Wherever you move, you can hear the sound of the police radios. They closed off all the entrances. The road to my house in Hadar is now completely cut off. In a little bit, the intensity of the clashes will subside, and the neighborhood will reek of extinguished plastic smoke mixed with the smell of garbage and tear gas. The heavily armed will start combing the neighborhood. I thought about knocking on one of the doors, but the lights were completely off.
***
The following day: Eid
I did not sleep until 4 am. I woke up four hours later to the sound of my phone. News is circulating on WhatsApp about the next settler attack. A call to gather in one of the Jewish neighborhoods. They are asking everyone to bring weapons.
I write these words exactly before the time of the settler’s scheduled attack.
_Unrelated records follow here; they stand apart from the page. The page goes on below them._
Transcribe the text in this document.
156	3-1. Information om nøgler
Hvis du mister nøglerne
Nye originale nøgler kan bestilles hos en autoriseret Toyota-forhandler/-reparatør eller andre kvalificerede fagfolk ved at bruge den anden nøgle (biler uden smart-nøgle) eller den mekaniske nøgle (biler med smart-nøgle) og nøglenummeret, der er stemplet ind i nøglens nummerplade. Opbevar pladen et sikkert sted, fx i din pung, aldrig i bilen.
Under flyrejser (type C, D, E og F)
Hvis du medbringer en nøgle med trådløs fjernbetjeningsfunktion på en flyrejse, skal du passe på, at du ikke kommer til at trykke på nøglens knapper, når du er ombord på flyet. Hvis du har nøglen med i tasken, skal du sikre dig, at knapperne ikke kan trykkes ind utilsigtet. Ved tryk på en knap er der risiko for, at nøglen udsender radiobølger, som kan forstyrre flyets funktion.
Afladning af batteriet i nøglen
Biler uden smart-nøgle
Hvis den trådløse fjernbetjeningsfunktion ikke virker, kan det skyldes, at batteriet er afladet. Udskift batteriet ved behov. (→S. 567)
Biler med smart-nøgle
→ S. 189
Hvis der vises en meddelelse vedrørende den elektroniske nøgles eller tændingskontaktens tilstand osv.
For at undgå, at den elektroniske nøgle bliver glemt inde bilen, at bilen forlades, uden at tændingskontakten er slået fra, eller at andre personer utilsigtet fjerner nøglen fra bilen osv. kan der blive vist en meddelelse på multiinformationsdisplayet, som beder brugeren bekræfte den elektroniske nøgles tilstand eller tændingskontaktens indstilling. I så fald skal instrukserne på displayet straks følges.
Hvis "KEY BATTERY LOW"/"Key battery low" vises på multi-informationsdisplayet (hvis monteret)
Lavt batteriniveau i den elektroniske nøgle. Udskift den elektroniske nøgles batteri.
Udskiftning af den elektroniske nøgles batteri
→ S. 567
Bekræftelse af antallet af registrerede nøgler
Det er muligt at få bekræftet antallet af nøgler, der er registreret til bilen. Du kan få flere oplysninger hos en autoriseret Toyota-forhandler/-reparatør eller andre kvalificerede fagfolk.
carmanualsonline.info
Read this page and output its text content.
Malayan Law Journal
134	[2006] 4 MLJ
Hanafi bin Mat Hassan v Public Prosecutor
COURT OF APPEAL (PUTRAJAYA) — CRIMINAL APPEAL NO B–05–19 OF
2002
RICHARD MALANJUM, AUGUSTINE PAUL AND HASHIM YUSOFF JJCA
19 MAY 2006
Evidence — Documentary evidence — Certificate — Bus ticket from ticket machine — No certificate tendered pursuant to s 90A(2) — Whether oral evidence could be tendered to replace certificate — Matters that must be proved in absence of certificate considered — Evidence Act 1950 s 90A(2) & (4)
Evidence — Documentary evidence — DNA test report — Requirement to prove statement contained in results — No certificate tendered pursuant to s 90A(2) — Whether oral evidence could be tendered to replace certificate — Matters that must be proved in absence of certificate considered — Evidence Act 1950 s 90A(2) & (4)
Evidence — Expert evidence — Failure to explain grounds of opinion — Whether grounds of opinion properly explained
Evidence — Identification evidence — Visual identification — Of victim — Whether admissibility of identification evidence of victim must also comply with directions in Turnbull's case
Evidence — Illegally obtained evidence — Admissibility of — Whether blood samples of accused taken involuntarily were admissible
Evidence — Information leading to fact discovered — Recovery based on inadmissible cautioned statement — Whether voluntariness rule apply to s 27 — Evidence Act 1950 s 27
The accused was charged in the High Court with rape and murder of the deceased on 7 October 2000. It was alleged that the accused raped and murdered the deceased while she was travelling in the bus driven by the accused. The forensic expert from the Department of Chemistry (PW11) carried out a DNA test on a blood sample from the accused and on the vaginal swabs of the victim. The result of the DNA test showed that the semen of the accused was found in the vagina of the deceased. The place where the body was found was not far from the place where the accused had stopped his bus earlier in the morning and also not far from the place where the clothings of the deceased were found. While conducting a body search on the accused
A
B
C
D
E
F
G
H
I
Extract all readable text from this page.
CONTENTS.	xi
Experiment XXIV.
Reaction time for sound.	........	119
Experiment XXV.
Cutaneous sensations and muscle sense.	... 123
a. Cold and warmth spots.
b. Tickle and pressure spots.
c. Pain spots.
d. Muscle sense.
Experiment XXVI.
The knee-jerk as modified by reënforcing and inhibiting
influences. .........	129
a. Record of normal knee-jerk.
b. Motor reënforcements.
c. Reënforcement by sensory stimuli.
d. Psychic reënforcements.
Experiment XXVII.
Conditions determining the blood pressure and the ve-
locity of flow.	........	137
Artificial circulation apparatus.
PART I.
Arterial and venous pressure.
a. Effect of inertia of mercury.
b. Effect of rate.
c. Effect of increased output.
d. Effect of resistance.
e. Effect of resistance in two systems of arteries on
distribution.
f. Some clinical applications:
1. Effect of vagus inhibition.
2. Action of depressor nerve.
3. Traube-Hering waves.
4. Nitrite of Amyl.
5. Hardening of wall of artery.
They will attack us at 7:30. It is now 6:35. I had gone back home to take a breath, but I didn’t find anything to do, so I decided to write about the situation in Haifa in fulfillment of a promise I made to my friend Omar Said, an editor for Mada Masr.
What even motivates you to write when you’re about to go to war? What kind of self-indulgence drives you, amid dozens of phone messages coming your way, to try to say something to people who are thousands of kilometers away from you?
I think I just want to rest assured that I said something before going today.
This dramatic tone is laughable. But today, more than any other time before, we know that expanding the scope of clashes here will force the military to retreat from the borders of Gaza sooner. This is our small lot from the big war.
I am reminded of this manifesto:
Strike with resolve, or don’t strike at all
Walk backward facing forward, or don’t run away at all
I cannot stop thinking about Sarajevo. Paramilitary militias besieging an isolated and defenseless society. The world (and the police) is watching. No one is spared.
***
I just came back from a meeting in Wadi al-Nisnas, a public meeting in preparation for tonight’s celebration. I don’t know why I had imagined that I was in Sarajevo. People are not frightened. Young men and women came from all over Haifa, awlad balad in every sense of the word. Tattoos on the arms of some of them. Traces of knife wounds on the faces of others. A meeting full of screams and shouts, we know this will be a real grinder. Today, we will face up to the fascist gangs again with our flesh and soul. We agreed on a meeting point (it is now 6:40 PM) in twenty minutes from now. Everyone knows that the fascists are armed. Members of the communist party are asking those who are new to learn how to protect their families and houses and to not burn trash cans on the street. The meeting is over. I came back to the house to catch a breath.
I decided to kill time by writing something akin to an article for people I do not know. I think some of them might say “Haraaam, the Palestinians!” then share the article on their pages.
I am thinking about my children. Last night, they saw from the balcony of our house dozens of settlers destroying cars and houses of Arab families on the street nearby. What kind of night will they see?
War, once more. War!
I do not have anything else to say. At least I kept my promise to Omar. I think I will go now.